AtoZ doesn't understand the give-and-take of relationships. Call them on the emotional burden they've saddled you with, and you're ungrateful and just plain mean. AtoZ will do a lot for you - gifts, errands, lend you money, drive you to an appointment, pick up your grocery order and carry it up the steep, rickety stairs to your apartment, laundry, take your trash out, pick up your mail, even change your oil and make some pricey repairs on your car. But, AtoZ doesn't understand the role of the emotional landscape. AtoZ doesn't even have the capacity to recognize that all the things they do for you fail to cancel out that they don't register you have emotions, and the right to them.

AtoZ will talk their head off about their problems, their turmoil, their stress. Start talking about your bad day, and they'll change the subject. Have two years of accumulated stress and misery, and confront them on their never asking you what's wrong? You're cruel and abusive and how dare you.

True story.

So how relationships are supposed to work is, you're supposed to care about each other. Some days one person will lean a little more on the other, but the times the dynamic is reversed will cancel it out. No one's keeping a scorecard or anything, but you usually have a pretty good idea if one person is all me me me me me me for more than their fair share.

Imagine it like a seesaw. Sometimes your friend will hold your heavy backpack while you play on the seesaw, so you'll get to go flying up in the air when it's your turn to go up. Other times, you'll be the one saddled with all the heavy shit so your friend can feel light and unburdened. Most days, though, you both remember you can put your backpacks down so everyone can have fun.
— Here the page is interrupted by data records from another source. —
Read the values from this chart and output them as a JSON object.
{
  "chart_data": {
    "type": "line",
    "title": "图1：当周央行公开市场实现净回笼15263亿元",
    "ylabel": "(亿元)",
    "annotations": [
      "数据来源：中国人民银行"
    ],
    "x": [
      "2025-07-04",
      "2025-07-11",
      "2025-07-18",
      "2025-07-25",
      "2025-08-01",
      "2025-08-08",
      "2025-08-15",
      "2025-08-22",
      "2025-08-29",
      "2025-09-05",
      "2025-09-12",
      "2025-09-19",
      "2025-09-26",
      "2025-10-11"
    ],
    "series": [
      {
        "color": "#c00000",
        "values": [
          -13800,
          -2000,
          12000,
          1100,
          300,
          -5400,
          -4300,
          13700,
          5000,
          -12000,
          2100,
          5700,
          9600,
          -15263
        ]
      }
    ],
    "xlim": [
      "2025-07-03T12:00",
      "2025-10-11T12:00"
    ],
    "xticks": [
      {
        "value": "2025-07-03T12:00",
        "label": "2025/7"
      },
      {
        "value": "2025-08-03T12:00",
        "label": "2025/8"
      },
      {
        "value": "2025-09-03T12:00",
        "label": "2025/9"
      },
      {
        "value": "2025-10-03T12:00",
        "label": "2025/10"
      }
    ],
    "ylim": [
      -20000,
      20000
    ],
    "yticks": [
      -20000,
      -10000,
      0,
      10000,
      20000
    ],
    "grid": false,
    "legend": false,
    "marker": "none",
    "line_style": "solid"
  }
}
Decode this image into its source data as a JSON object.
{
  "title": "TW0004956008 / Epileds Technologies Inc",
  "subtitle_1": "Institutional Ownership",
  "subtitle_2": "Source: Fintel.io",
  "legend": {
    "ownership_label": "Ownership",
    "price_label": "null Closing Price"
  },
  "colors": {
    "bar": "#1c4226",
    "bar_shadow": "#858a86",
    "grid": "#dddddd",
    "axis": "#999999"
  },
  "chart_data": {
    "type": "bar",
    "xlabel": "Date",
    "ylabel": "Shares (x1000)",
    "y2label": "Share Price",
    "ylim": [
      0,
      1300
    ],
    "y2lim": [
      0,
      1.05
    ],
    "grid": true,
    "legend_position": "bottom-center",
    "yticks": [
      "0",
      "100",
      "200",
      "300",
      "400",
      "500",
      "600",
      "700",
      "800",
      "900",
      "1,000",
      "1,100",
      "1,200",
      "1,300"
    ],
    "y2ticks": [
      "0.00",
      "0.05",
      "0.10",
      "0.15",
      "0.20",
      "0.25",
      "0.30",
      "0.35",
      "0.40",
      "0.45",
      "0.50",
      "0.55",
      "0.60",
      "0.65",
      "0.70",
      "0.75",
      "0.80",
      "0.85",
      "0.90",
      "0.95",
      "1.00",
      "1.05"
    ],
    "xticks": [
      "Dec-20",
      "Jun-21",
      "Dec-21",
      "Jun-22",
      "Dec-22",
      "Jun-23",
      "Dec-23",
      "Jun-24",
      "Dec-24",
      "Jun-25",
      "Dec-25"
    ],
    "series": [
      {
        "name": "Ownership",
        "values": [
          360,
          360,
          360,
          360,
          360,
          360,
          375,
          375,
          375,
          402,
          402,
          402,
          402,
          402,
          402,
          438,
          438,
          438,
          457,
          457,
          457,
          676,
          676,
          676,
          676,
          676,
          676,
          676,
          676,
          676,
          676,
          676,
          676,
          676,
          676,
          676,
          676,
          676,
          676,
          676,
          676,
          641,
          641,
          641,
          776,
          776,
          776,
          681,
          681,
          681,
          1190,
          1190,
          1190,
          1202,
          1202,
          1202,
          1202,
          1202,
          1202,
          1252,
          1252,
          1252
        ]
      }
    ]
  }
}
If one person's always stuck with the work, though, you're not even playing on the seesaw anymore. You're on one of those levers with a moving fulcrum you probably learned about in middle school science. That fulcrum moves closer to the one putting in the effort, which makes it harder and harder for them to get the other person off the ground. Meanwhile, the one who dumped all their shit on their friend is mad the friend isn't getting them in the air like they used to. They don't even understand why their friend is having such a hard time. After all, they're doing it way more easily.

Bit of a tortured metaphor, I know. So let me give an example from my other friendships.

I am chronically late. I have the ADHD time blindness to such a degree, it's a wonder I ever make it anywhere. Things take longer than I anticipate, or I get distracted doing something else, or I have a billion tiny things I forgot to do, and that need to get done before I can leave. Usually it's some combination of all three.

Now, I could make that my friends' problem. More of a problem than it already is, anyway. I could be one of those assholes building my identity around making other people wait for me. I could demand nothing starts without me and that everyone adjust to my fucked up sense of time. Or lack thereof.

I don't do that. Instead, I make sure my friends understand it's nothing personal, it's not on purpose, and that I'm eager to see them. I make sure they know it's not a reflection of my desire to hang out. I ask that they start without me when I'm late, whenever possible, and I do my best to catch up without disrupting things when I do get there. I also take great pains to allow myself more time, plan better, and factor in delays. If a friend tells me a different start time than everyone else just so I'll be on time, I don't take it personally. It's actually a huge relief, to find out you're early when you thought you were late. I recommend the feeling to anyone. For things like show start times or transportation departure, where it's that much more important I get there on time, I write it down in my calendar as an earlier time.

AtoZ has literally no understanding of the concept. To them, leaning heavily on me is to be expected, because they're stressed and struggling and life is hard, dammit. It never seems to occur to them that I might be just as stressed or struggling just as much, if not more. They're not there to support me, they're there to get their needs met. And they don't want to hear that I, too, have needs. They don't understand, and react with such defensiveness when I try to convey, that all their good deeds don't make up for asking me to neglect my own emotional landscape for theirs.